The new G-series SoCs will be available in five distinct flavours, ranging from a 2GHz quad-core to frugal dual-cores clocked at 1GHz. Pricing range from $49 to $72 and AMD claims they will be powerful enough to beat any Atom and get away with its lunch money.
There is a twist. The chips also feature an “X” moniker on the logo, which denotes x86 chips, but AMD plans to introduce embedded chips based on ARM cores as well. The x86 G-series parts will cater to power envelopes ranging from 9W to 25W, while upcoming ARM chips should bring much lower power consumption, less than 3W.
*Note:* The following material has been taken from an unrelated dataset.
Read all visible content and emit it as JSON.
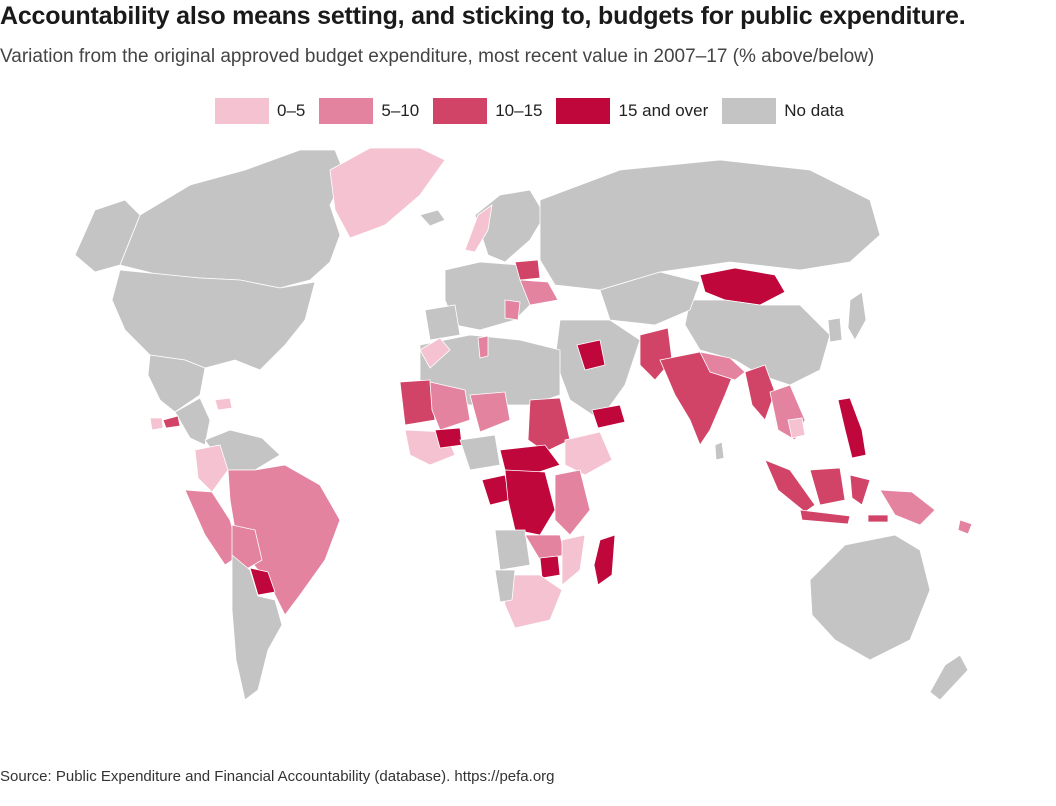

Now that AMD is committed to ARM in server and embedded parts, it seems more than likely that it will eventually come up with consumer oriented ARM application processors. AMD is unsurprisingly still mum and it’s not talking about any consumer ARM plans just yet.
As for the current crop of Jag based embedded parts, AMD claims they are capable of delivering top notch performance, particularly in the GPU department. With DirectX 11, UVD 3 and the usual HD 8000 feature set, AMD believes the chips could end up in smart TVs, gaming systems, set-top boxes as well as a wide range of more tedious, industrial applications.
"With a 33 percent smaller footprint, low power consumption and exceptional performance, the new AMD Embedded G-Series SOC sets the bar for content-rich multimedia and traditional workload processing that is ideal for a broad variety of embedded applications,” said Arun Iyengar, vice president and general manager, AMD Embedded Solutions.
AMD clearly has high hopes for Jaguar and by the looks of it the new core will be the best thing coming out of the embattled chipmaker this year. With console design wins under its belt, embedded SoCs and upcoming low-end APUs, Jaguar is already looking like a winner.